October 12, 2017

An Emotional Goodbye For St. Francis Hospital In Beech Grove


St. Francis Hospital Beech Grove demolition. - Leigh DeNoon

St. Francis Hospital Beech Grove demolition.

Leigh DeNoon

What once was the 12 story St. Francis Hospital in Beech Grove nearly 900,000 square feet of patient rooms, labs and operating rooms is now a skeleton, three stories of bare steel beams and disappearing piles of rubble.

Demolition started about nine months ago and is expected to finish in the spring. And many say it’s hard to watch.

“I feel like I’ve been punched in the stomach," says RN Stephanie Calhoun. "It’s very sad to see it come down but I understand why it is." 

Calhoun started her 40 year career at St. Francis.

“I knew every crack in the wall it seemed like. Family members were born here, died here, sick here, visited here," she says. 

Years ago, it was obvious the hospital needed to expand, but nearby residents didn’t want to sell their homes. Calhoun now works at the Franciscan Health campus seven miles south.

“Things were so laid back back then, the way healthcare was. Now it’s so much different with the – hurry, hurry, hurry," she says. "That’s just what comes back when you think here. The fun times we had as staff here all those years.”

The building had to come down slowly because it contained contaminants like asbestos.

"I’ll drive by and go another floor’s gone, another part of the building’s gone," Calhoun says.

Joan Himebrook was born at the hospital, along with eight of her nine siblings.

“Lots of cousins, lot of friends, lots of family. Everybody had their babies at St. Francis. It was basically cradle to grave," Himebrook says. "It’s like seeing a friend pass on.”

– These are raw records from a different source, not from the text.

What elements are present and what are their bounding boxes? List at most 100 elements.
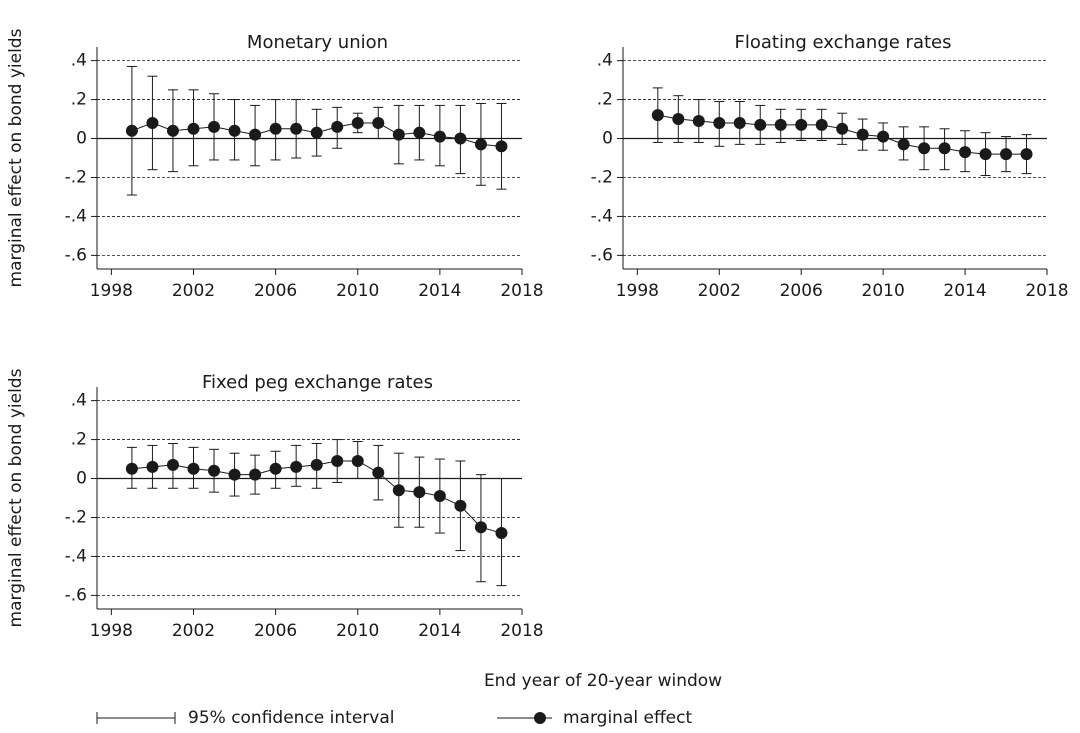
y-tick-label: .2 [71, 90, 87, 110]
y-tick-label: -.4 [591, 206, 613, 226]
x-tick-label: 2014 [943, 281, 986, 301]
effect-marker [433, 130, 446, 143]
effect-marker [392, 484, 405, 497]
x-tick-label: 1998 [616, 281, 659, 301]
x-tick-label: 2014 [418, 621, 461, 641]
effect-marker [918, 142, 931, 155]
y-tick-label: -.4 [65, 546, 87, 566]
x-tick-label: 2010 [336, 621, 379, 641]
effect-marker [208, 120, 221, 133]
effect-marker [672, 113, 685, 126]
effect-marker [713, 116, 726, 129]
effect-marker [166, 124, 179, 137]
x-tick-label: 2006 [254, 281, 297, 301]
effect-marker [454, 499, 467, 512]
chart-title: Floating exchange rates [734, 32, 951, 53]
effect-marker [856, 128, 869, 141]
x-tick-label: 2014 [418, 281, 461, 301]
legend: 95% confidence interval marginal effect [96, 708, 692, 728]
effect-marker [413, 126, 426, 139]
legend-marker [534, 712, 546, 724]
x-tick-label: 1998 [90, 621, 133, 641]
effect-marker [1020, 148, 1033, 161]
effect-marker [733, 116, 746, 129]
y-tick-label: -.2 [65, 167, 87, 187]
effect-marker [166, 458, 179, 471]
effect-marker [392, 128, 405, 141]
chart-title: Fixed peg exchange rates [202, 372, 433, 393]
y-tick-label: 0 [76, 469, 87, 489]
effect-marker [474, 138, 487, 151]
y-tick-label: .2 [597, 90, 613, 110]
x-tick-label: 2018 [500, 621, 543, 641]
effect-marker [208, 464, 221, 477]
effect-marker [433, 490, 446, 503]
chart-title: Monetary union [247, 32, 388, 53]
y-tick-label: .2 [71, 430, 87, 450]
effect-marker [290, 460, 303, 473]
effect-marker [495, 140, 508, 153]
effect-marker [351, 116, 364, 129]
effect-marker [372, 466, 385, 479]
effect-marker [754, 118, 767, 131]
effect-marker [454, 132, 467, 145]
effect-marker [774, 118, 787, 131]
y-tick-label: 0 [602, 129, 613, 149]
y-tick-label: -.6 [591, 245, 613, 265]
effect-marker [125, 124, 138, 137]
y-tick-label: .4 [597, 51, 613, 71]
effect-marker [290, 122, 303, 135]
effect-marker [146, 116, 159, 129]
effect-marker [979, 148, 992, 161]
effect-marker [372, 116, 385, 129]
x-tick-label: 2010 [862, 281, 905, 301]
effect-marker [938, 142, 951, 155]
y-tick-label: -.2 [65, 507, 87, 527]
effect-marker [125, 462, 138, 475]
effect-marker [249, 128, 262, 141]
y-tick-label: -.2 [591, 167, 613, 187]
effect-marker [269, 462, 282, 475]
y-tick-label: -.4 [65, 206, 87, 226]
effect-marker [310, 126, 323, 139]
effect-marker [877, 130, 890, 143]
y-tick-label: -.6 [65, 585, 87, 605]
y-tick-label: .4 [71, 391, 87, 411]
x-tick-label: 2002 [698, 281, 741, 301]
y-axis-label: marginal effect on bond yields [6, 368, 26, 627]
x-axis-label: End year of 20-year window [484, 671, 722, 691]
effect-marker [269, 122, 282, 135]
effect-marker [187, 462, 200, 475]
effect-marker [692, 115, 705, 127]
legend-label: marginal effect [563, 708, 692, 728]
effect-marker [228, 468, 241, 481]
effect-marker [474, 521, 487, 534]
x-tick-label: 2002 [172, 281, 215, 301]
effect-marker [651, 109, 664, 122]
y-tick-label: -.6 [65, 245, 87, 265]
x-tick-label: 1998 [90, 281, 133, 301]
effect-marker [249, 468, 262, 481]
x-tick-label: 2018 [500, 281, 543, 301]
effect-marker [228, 124, 241, 137]
y-tick-label: .4 [71, 51, 87, 71]
effect-marker [495, 527, 508, 540]
effect-marker [351, 455, 364, 467]
effect-marker [795, 118, 808, 131]
x-tick-label: 2002 [172, 621, 215, 641]
x-tick-label: 2006 [780, 281, 823, 301]
y-axis-label: marginal effect on bond yields [6, 28, 26, 287]
x-tick-label: 2018 [1025, 281, 1068, 301]
effect-marker [836, 122, 849, 135]
y-tick-label: 0 [76, 129, 87, 149]
x-tick-label: 2010 [336, 281, 379, 301]
effect-marker [959, 146, 972, 159]
x-tick-label: 2006 [254, 621, 297, 641]
effect-marker [310, 458, 323, 471]
effect-marker [1000, 148, 1013, 161]
effect-marker [187, 122, 200, 135]
effect-marker [331, 455, 344, 467]
effect-marker [413, 486, 426, 499]
effect-marker [897, 138, 910, 151]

Himebrook has a vivid memory of when her mother had surgery. She was very young. 

“My dad hauled the youngest ones of us who couldn’t go up on the floors because you had to be of a certain age," Himebrook says. "And so I remember going into the hospital in the tower and my mom going to the window and waving to us because that was the only way we could see her. And I looked up the other day and I saw that building coming down and I could just picture that in my mind – but the floor is being demolished,” she says.

“My older brother was born there and then we lost him to cancer. He also died there," Himebrook says. "And to watch that and to look at that building being torn down and to think that’s where we spent the last moments of his life with him. There’s just a real emotional tug there.”

The original St. Francis closed in 2012. There were several attempts to reuse it. They didn’t work out.

Beech Grove Mayor Dennis Buckley says it’s been a tough few years.

“You have the hospital being dismantled. You have the two vacant buildings across the street. Across from that you have the Starbucks that’s vacant. And the Marsh closed," Buckley says. "We were really in a bind, but now we’re starting to come out of it.”

He says Safeway has moved into the Marsh and Community Health Network has opened a clinic in the Walgreens so things have stabilized.

Buckley praises Franciscan Health for totally remodeling the professional building and attached parking garage that used to be connected to the hospital. He says they also remodeled the former Alverno building. The mayor says those improvements mean more than 300 employees will work in Beech Grove. 

Buckley has an idea for what he would like to see replace the hospital.

“I think if the council lets me build a fire station and police station on that property, along with Franciscan Health, that will really enhance that property,” Buckley says.

For now, Franciscan Health has indicated they’ll create a green space at the site and Buckley says it will connect to a new trail system.

“It should start sometime in 2020," he says. "We’re looking forward to that and it’s going to wind through the city of Beech Grove, connect our parks and end up over on Emerson Avenue at the Taco Bell.”

Himebrook believes a green space would be a fitting memorial to all the life that happened and passed at St. Francis.

“That spirit of that particular place I don’t think will ever go away, even if the building is torn down.  There are just so many memories – good and bad associated with the hospital but it’s a part of the community and it’s just sad to see it go," she says.